From the Sublime to the Rather Lovely.
Just over a week after my freezing adventures in the Mountains of South Wales, I found myself cold again but on two of the flattest walks possible.
Our walks along ‘The Mendip Ring’ have reached the flat land between the Mendips and the Blackdown Hills. The ‘levels’ are marine clay flatlands close to the coast, inland the soil is peaty and these are the ‘moors’. This stage starts in Rodney Stoke and crosses the Moors to Westhay Nature reserve. We walked the route over two days.

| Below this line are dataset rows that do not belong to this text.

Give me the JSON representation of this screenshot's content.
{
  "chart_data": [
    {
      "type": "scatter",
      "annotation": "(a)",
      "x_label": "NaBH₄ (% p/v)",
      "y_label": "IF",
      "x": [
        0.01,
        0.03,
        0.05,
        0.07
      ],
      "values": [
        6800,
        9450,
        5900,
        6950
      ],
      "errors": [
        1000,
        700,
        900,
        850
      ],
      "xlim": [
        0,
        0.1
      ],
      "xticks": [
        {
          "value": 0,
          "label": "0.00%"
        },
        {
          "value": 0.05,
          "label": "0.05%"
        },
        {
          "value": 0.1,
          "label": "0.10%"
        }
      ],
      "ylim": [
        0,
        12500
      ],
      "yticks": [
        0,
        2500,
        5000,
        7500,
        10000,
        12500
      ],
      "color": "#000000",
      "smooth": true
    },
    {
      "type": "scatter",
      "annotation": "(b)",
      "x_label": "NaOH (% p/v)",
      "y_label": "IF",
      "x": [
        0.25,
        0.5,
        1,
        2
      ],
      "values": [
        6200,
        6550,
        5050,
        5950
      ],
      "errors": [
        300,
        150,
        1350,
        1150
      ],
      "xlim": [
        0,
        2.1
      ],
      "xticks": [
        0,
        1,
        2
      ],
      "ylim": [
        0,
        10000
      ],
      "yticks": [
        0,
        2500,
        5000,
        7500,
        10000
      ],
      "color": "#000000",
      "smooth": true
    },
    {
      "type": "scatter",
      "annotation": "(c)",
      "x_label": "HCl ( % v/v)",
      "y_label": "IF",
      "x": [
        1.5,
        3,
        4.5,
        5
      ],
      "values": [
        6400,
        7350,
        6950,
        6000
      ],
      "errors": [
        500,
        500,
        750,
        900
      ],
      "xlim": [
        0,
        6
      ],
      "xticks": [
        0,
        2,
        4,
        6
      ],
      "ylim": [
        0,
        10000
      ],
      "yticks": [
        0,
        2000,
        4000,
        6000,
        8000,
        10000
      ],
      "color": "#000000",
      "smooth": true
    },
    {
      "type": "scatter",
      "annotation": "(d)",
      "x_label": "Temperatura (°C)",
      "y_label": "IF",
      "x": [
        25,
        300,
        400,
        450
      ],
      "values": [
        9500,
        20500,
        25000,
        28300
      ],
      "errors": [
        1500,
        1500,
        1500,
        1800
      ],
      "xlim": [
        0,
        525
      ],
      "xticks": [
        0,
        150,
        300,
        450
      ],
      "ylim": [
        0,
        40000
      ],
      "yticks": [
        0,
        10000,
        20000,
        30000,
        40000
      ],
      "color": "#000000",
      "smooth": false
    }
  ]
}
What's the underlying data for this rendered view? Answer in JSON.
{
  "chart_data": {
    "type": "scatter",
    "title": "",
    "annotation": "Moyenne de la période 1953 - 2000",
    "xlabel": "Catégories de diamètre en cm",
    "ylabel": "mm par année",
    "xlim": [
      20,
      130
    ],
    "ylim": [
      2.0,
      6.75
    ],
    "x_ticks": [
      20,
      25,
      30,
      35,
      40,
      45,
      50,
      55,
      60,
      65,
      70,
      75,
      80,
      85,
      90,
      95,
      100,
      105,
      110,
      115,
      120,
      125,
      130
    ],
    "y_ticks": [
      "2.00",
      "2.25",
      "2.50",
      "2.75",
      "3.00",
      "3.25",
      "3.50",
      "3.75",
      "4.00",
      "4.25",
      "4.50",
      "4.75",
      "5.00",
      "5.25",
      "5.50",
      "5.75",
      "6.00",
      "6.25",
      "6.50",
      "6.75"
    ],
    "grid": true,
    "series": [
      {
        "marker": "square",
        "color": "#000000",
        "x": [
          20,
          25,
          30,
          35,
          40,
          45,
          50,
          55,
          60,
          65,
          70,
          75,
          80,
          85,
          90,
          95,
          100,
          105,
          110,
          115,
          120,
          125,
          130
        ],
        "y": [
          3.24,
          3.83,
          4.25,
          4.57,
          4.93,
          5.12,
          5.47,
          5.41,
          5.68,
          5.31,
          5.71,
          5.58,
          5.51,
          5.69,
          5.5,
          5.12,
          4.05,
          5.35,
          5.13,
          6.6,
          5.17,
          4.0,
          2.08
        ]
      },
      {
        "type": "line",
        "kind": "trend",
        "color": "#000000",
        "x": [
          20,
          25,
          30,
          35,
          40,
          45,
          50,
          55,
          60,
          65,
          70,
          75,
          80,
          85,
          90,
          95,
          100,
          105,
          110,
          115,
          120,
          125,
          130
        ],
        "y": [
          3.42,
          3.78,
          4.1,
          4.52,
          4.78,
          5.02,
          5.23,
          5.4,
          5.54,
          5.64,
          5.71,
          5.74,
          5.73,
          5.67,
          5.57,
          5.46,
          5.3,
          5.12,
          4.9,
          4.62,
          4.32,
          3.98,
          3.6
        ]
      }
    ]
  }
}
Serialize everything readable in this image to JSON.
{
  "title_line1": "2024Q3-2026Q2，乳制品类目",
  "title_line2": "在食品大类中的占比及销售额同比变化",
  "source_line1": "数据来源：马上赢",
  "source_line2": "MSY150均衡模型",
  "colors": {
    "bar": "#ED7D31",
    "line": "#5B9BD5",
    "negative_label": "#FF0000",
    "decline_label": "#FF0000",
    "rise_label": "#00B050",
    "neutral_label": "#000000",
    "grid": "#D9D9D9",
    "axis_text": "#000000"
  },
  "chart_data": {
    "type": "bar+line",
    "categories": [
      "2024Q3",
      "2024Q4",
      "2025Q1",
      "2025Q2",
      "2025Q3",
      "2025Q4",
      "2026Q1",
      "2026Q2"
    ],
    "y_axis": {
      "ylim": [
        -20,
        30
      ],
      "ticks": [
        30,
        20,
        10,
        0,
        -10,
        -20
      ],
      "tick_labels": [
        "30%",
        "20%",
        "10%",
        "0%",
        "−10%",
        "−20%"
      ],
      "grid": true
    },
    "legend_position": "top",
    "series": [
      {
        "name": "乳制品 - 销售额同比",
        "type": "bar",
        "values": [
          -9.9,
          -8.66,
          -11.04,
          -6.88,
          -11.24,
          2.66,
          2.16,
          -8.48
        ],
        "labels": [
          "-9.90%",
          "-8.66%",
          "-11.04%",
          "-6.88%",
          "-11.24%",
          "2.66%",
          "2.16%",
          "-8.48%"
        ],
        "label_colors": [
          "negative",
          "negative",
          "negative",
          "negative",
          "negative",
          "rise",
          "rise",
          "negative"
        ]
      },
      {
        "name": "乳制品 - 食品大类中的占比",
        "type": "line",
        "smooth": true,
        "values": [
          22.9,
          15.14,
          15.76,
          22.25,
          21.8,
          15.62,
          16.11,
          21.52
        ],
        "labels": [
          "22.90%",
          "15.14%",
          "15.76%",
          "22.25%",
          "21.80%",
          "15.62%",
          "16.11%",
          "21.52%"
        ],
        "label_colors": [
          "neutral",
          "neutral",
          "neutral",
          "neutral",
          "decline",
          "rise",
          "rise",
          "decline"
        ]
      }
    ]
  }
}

On Saturday 24th three of us started our walk by the church in Rodney Stoke. It was cold but the sun was shining and the sky was blue and cloudless. The route took us to the banks of the young River Axe, we walked alongside as it wriggled about, collecting litter and trying to identify footprints in the mud as we went. It was very relaxing and very easy walking. We had big views as the empty fields are separated by ditches, called rhynes, leaving nothing to get in the way of the sky. We paused for a snack on a convenient bench complete with daffodils before starting the ascent between two small hill crossing the old ‘strawberry line’ railway to arrive at Westbury Sub Mendip just 120 feet higher. The sun had warmed the frozen ground allowing the top inch or so of soil to thaw and become sticky and slippery, although only a very slight slope it was the most difficult walking of the day.
At the top of the slope
Leaving the Mendip Ring we headed back towards Rodney Stoke. Up off the moors we were amongst hedgerows sprinkled with primroses and celandines, unfortunately the muck spreader in the next field overwhelmed any fragrance they might have held.
The circular route was 6 miles long and 121 feet of ascent in total.
Sunday was colder and sunnier. Again three of us were walking, myself and two different companions. We started from Westbury sub Mendip, leaving the car in an industrial estate, hoping it would not be in the way on a Sunday. We were quickly into fields, glad of the frost, we would have been a lot slower if it had not hardened the mud for us. We crossed the Axe, even more junior than yesterday and joined a road.
Today’s walk saw a lot of road work, and straight roads too. The romans had been here but the straightness is because the roads follow the rhynes. Fortunately the roads were very quiet and any cars could be seen coming from some way back. On the smooth tarmac we made good time and very quickly got to the footbridge leading us back onto grass.
Two fields later we were climbing our only hill for the day. All of 34 feet, but steep. Over the top we sat in the shelter of some thorn bushes and sat down to eat lunch and contemplate the view across green flat fields to the A39 on the ridge that is the Polden Hills, some miles away.
Snacks on the Hill.
We rejoined tarmac and walked on the roads, shocked at the amount of rubbish which had been dumped along the side of this tiny quiet lane, some way from any town, until we turned off to walk along a track to Westhay Nature Reserve where our walk ended. The sun had brought people out and the reserve was busy, deservedly so. I have put a return visit to look at the hides and information boards on my to do list. We had left a car here earlier in the morning and drove home. 6 miles and 34 feet of ascent.